職種にこだわらない

 最近、「将来何になりたいの?」と聞かれることが(再び)多くなりました。仕事が変わったりする季節だからこそ、余計に気になることなのでしょう。



 そうした問いに対して、僕は「『何になりたいか?』よりも『何をしたいか?(何を成し遂げたいのか?)』が大事じゃないの?」って問い返すことが増えています。NPO職員であろうと、大学教員や大学職員であろうと、企業社員や公務員であろうと、何になろうとも、成し遂げたい/成し遂げるべきであると思うことができれば、問題はないはずです。



 僕の場合、(色々とやりたいことはありますが煎じ詰めて言えば)市民社会の担い手育成のためのワークショップ等の教育実践や市民組織の運営支援、ファシリテーターの育成ができれば、肩書きは何でもいいと思っています。



 よく「教員になりたいです」という学生に「教員になって何を成し遂げたいの?」と聴くようにしています。思いのほか、答えが冴えないことが多く、手段の目的化をまざまざと見せ付けられます。

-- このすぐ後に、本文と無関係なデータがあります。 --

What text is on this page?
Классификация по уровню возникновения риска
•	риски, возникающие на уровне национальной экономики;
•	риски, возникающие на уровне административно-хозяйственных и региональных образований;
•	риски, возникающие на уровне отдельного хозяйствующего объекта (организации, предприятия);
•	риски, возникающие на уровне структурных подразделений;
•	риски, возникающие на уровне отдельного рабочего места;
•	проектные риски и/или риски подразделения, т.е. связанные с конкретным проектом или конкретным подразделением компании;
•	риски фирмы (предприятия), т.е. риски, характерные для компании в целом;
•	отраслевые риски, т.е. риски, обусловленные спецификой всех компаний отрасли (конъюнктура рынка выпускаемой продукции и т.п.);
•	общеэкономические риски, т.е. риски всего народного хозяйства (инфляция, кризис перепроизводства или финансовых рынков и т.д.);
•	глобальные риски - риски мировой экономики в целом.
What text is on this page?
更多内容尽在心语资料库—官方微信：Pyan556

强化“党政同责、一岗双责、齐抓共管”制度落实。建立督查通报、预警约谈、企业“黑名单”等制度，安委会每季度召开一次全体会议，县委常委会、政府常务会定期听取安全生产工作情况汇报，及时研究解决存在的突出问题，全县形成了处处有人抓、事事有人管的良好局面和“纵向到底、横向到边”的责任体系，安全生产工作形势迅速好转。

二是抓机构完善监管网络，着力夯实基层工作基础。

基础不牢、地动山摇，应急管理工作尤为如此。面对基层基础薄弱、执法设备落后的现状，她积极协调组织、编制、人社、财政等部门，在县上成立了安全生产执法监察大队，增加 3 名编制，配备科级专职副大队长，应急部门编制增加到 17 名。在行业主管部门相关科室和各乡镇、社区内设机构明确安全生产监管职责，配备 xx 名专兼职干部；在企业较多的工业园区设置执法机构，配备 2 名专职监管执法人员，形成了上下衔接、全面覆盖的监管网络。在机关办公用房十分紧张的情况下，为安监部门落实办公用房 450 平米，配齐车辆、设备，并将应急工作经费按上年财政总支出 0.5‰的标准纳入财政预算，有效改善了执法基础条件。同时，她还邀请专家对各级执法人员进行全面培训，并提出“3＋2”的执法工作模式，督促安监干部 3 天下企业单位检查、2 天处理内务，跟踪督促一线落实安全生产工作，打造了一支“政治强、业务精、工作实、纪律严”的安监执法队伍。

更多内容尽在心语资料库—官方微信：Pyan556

 「何をしたいのか?」は、もちろん、既にこのブログでも再三書いてきたとおり、仕事をする中での自分との対話を通じて見えてきたり、変化したりするものです。だから、拙速に「(過去に立てた)したいこと」に拘泥するのは避けるべきですし、「何をしたいのか?」と悶々と悩み続けてフリーズするのは、望ましからざることです。



 要は、動きながらも、「何をしたいのか?」という問いを常に持ち続けることが大事なのです。答えは変わろうとも、その問いへの答えを常に考えることで、「次の仕事」や「次の職種」のデザインが進むと思っています。

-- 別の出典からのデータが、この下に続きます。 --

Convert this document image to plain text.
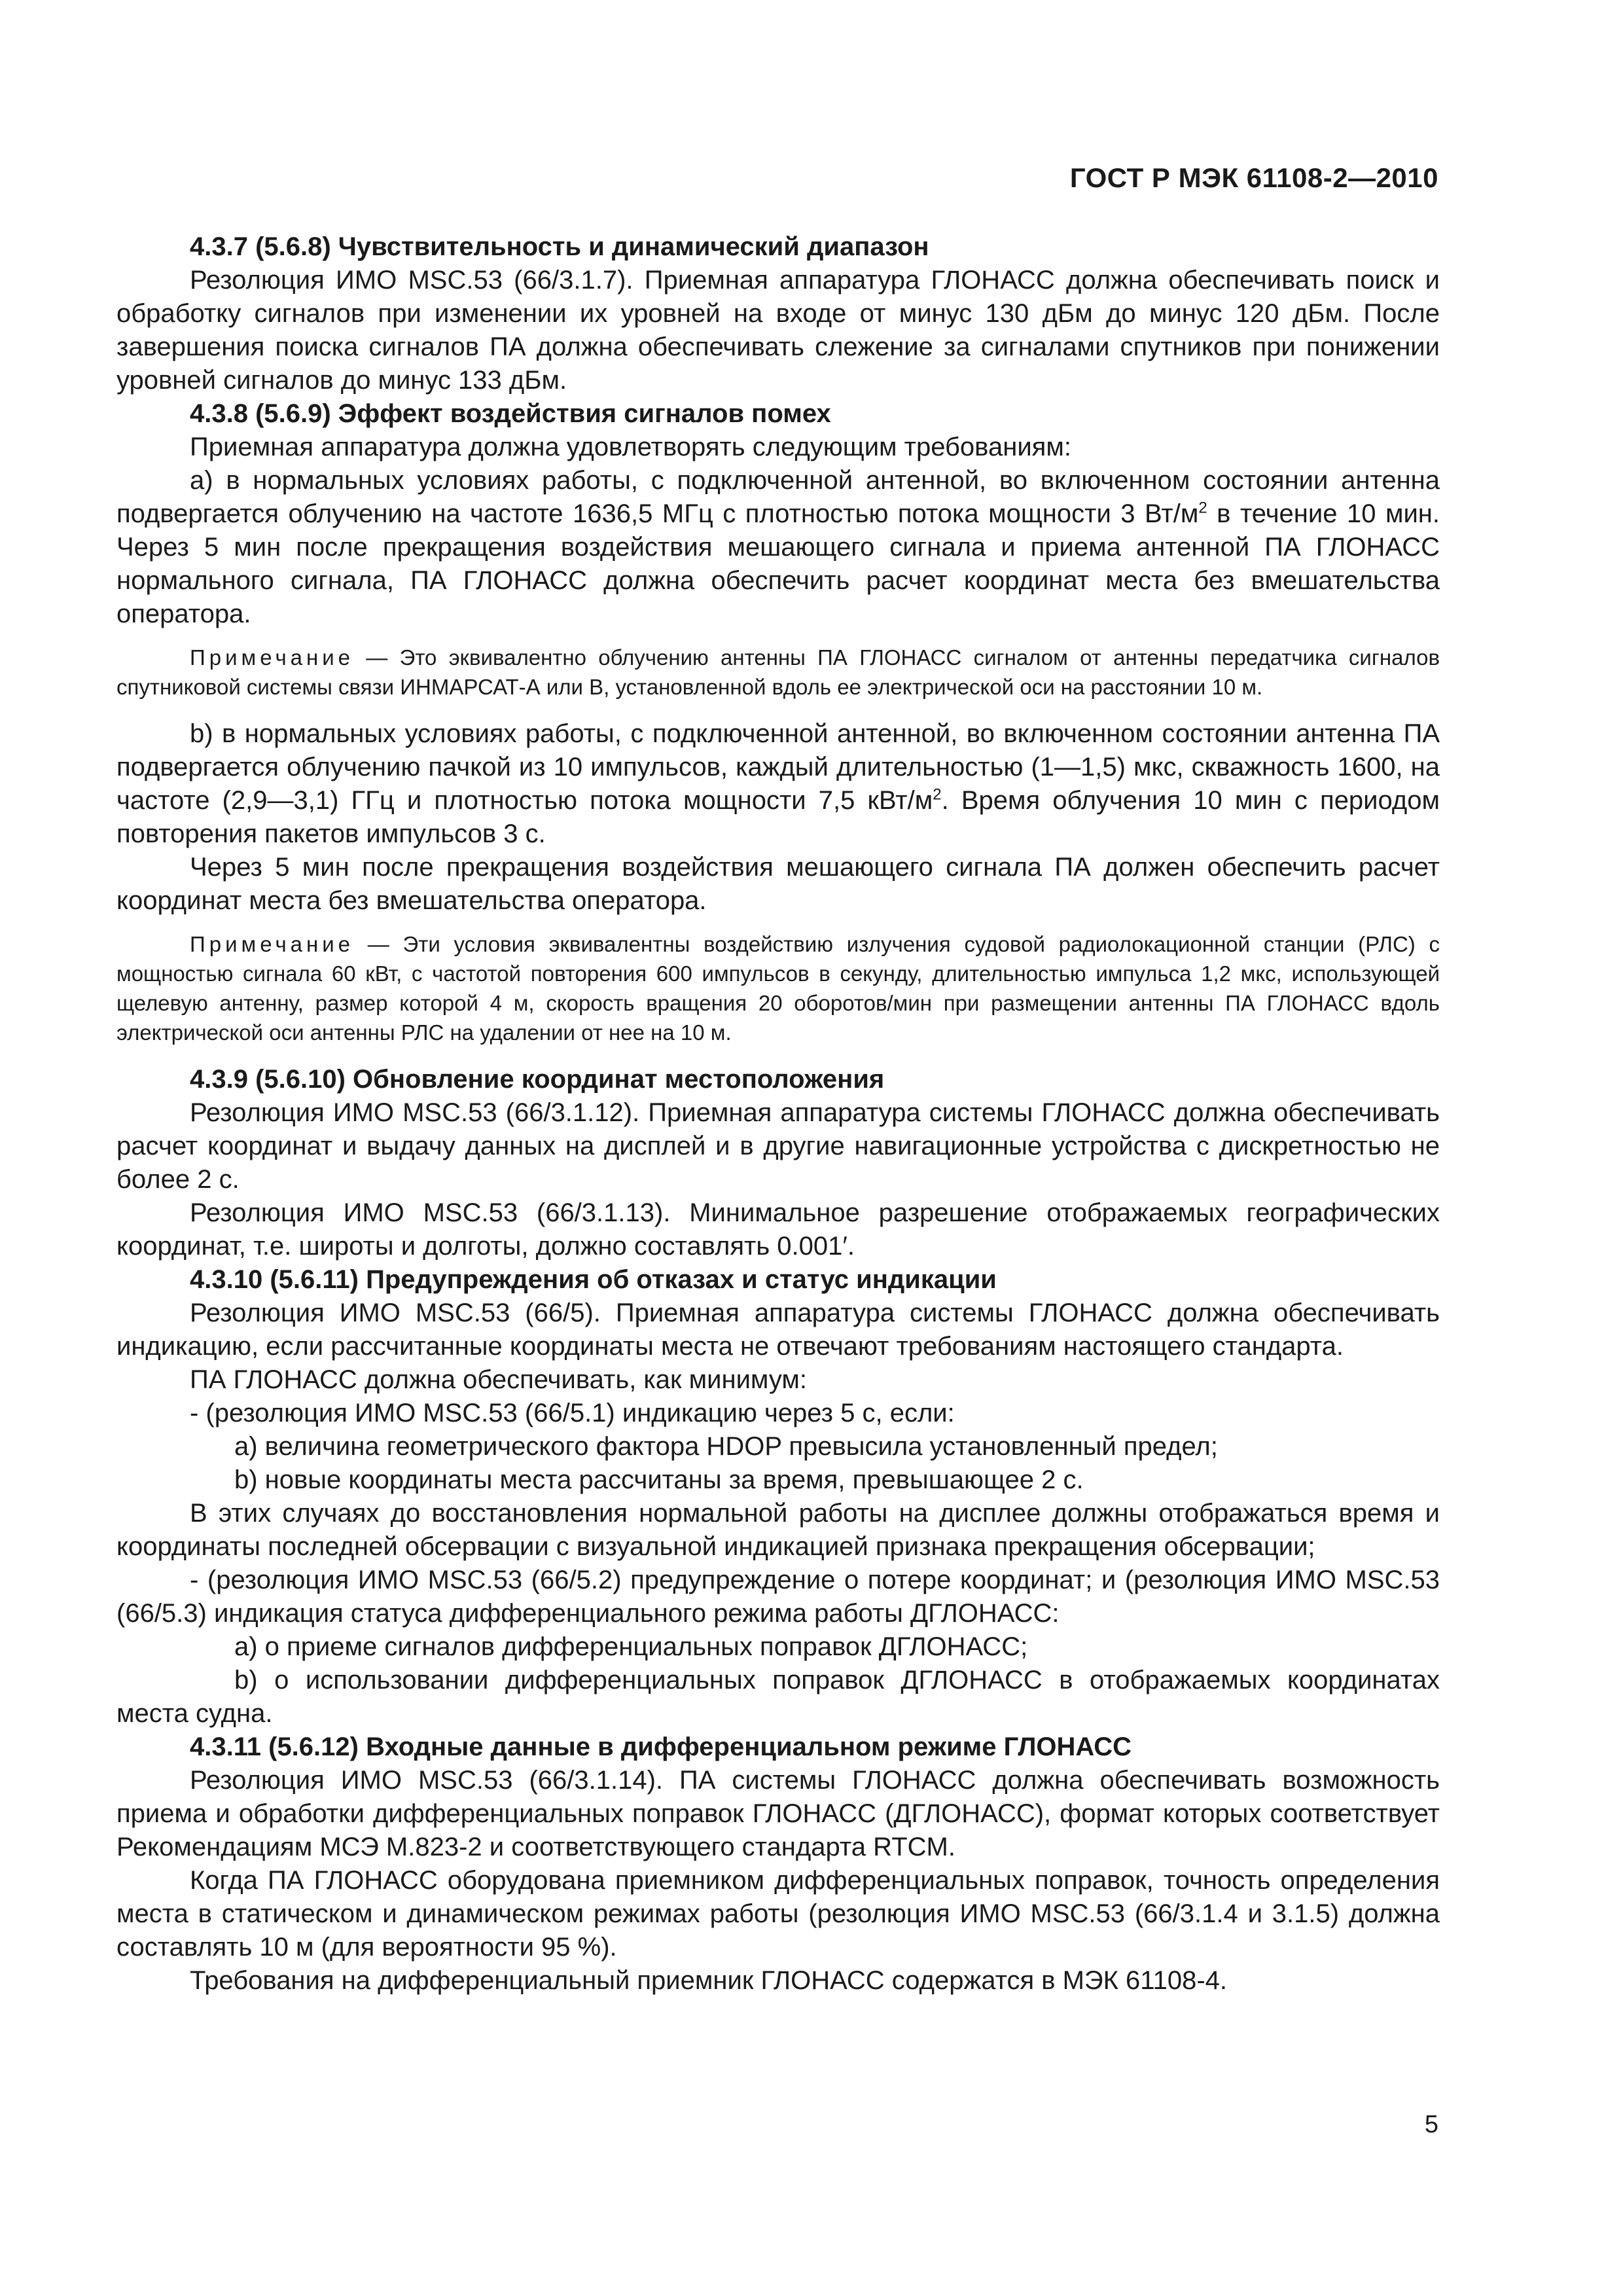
ГОСТ Р МЭК 61108-2—2010

4.3.7 (5.6.8) Чувствительность и динамический диапазон

Резолюция ИМО MSC.53 (66/3.1.7). Приемная аппаратура ГЛОНАСС должна обеспечивать поиск и обработку сигналов при изменении их уровней на входе от минус 130 дБм до минус 120 дБм. После завершения поиска сигналов ПА должна обеспечивать слежение за сигналами спутников при понижении уровней сигналов до минус 133 дБм.

4.3.8 (5.6.9) Эффект воздействия сигналов помех

Приемная аппаратура должна удовлетворять следующим требованиям:

a) в нормальных условиях работы, с подключенной антенной, во включенном состоянии антенна подвергается облучению на частоте 1636,5 МГц с плотностью потока мощности 3 $Вт/м^2$ в течение 10 мин. Через 5 мин после прекращения воздействия мешающего сигнала и приема антенной ПА ГЛОНАСС нормального сигнала, ПА ГЛОНАСС должна обеспечить расчет координат места без вмешательства оператора.

Примечание — Это эквивалентно облучению антенны ПА ГЛОНАСС сигналом от антенны передатчика сигналов спутниковой системы связи ИНМАРСАТ-А или В, установленной вдоль ее электрической оси на расстоянии 10 м.

b) в нормальных условиях работы, с подключенной антенной, во включенном состоянии антенна ПА подвергается облучению пачкой из 10 импульсов, каждый длительностью (1—1,5) мкс, скважность 1600, на частоте (2,9—3,1) ГГц и плотностью потока мощности 7,5 кВт/$м^2$. Время облучения 10 мин с периодом повторения пакетов импульсов 3 с.

Через 5 мин после прекращения воздействия мешающего сигнала ПА должен обеспечить расчет координат места без вмешательства оператора.

Примечание — Эти условия эквивалентны воздействию излучения судовой радиолокационной станции (РЛС) с мощностью сигнала 60 кВт, с частотой повторения 600 импульсов в секунду, длительностью импульса 1,2 мкс, использующей щелевую антенну, размер которой 4 м, скорость вращения 20 оборотов/мин при размещении антенны ПА ГЛОНАСС вдоль электрической оси антенны РЛС на удалении от нее на 10 м.

4.3.9 (5.6.10) Обновление координат местоположения

Резолюция ИМО MSC.53 (66/3.1.12). Приемная аппаратура системы ГЛОНАСС должна обеспечивать расчет координат и выдачу данных на дисплей и в другие навигационные устройства с дискретностью не более 2 с.

Резолюция ИМО MSC.53 (66/3.1.13). Минимальное разрешение отображаемых географических координат, т.е. широты и долготы, должно составлять 0.001′.

4.3.10 (5.6.11) Предупреждения об отказах и статус индикации

Резолюция ИМО MSC.53 (66/5). Приемная аппаратура системы ГЛОНАСС должна обеспечивать индикацию, если рассчитанные координаты места не отвечают требованиям настоящего стандарта.

ПА ГЛОНАСС должна обеспечивать, как минимум:

- (резолюция ИМО MSC.53 (66/5.1) индикацию через 5 с, если:

a) величина геометрического фактора HDOP превысила установленный предел;

b) новые координаты места рассчитаны за время, превышающее 2 с.

В этих случаях до восстановления нормальной работы на дисплее должны отображаться время и координаты последней обсервации с визуальной индикацией признака прекращения обсервации;

- (резолюция ИМО MSC.53 (66/5.2) предупреждение о потере координат; и (резолюция ИМО MSC.53 (66/5.3) индикация статуса дифференциального режима работы ДГЛОНАСС:

a) о приеме сигналов дифференциальных поправок ДГЛОНАСС;

b) о использовании дифференциальных поправок ДГЛОНАСС в отображаемых координатах места судна.

4.3.11 (5.6.12) Входные данные в дифференциальном режиме ГЛОНАСС

Резолюция ИМО MSC.53 (66/3.1.14). ПА системы ГЛОНАСС должна обеспечивать возможность приема и обработки дифференциальных поправок ГЛОНАСС (ДГЛОНАСС), формат которых соответствует Рекомендациям МСЭ M.823-2 и соответствующего стандарта RTCM.

Когда ПА ГЛОНАСС оборудована приемником дифференциальных поправок, точность определения места в статическом и динамическом режимах работы (резолюция ИМО MSC.53 (66/3.1.4 и 3.1.5) должна составлять 10 м (для вероятности 95 %).

Требования на дифференциальный приемник ГЛОНАСС содержатся в МЭК 61108-4.

5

 もちろん、職種によって、経済的/社会的なポジションは変わってくるものですから、「どういう生活を送りたいのか?」という問いとのクロスしたところに職種決定というのはあると思います。



 その意味では、経済的/社会的なポジションを気にかける必要性の比較的低い20代の内にあれこれとチャレンジして、自分と仕事との対話を増やし、自分の人生を賭しても成し遂げたいことが何か?ということへの答えを考えることが重要ではないかと、考えています。



 今年の年賀状のコピーは、「動き続けることの緊張感。」でした。このフレーズ、やはり大事です。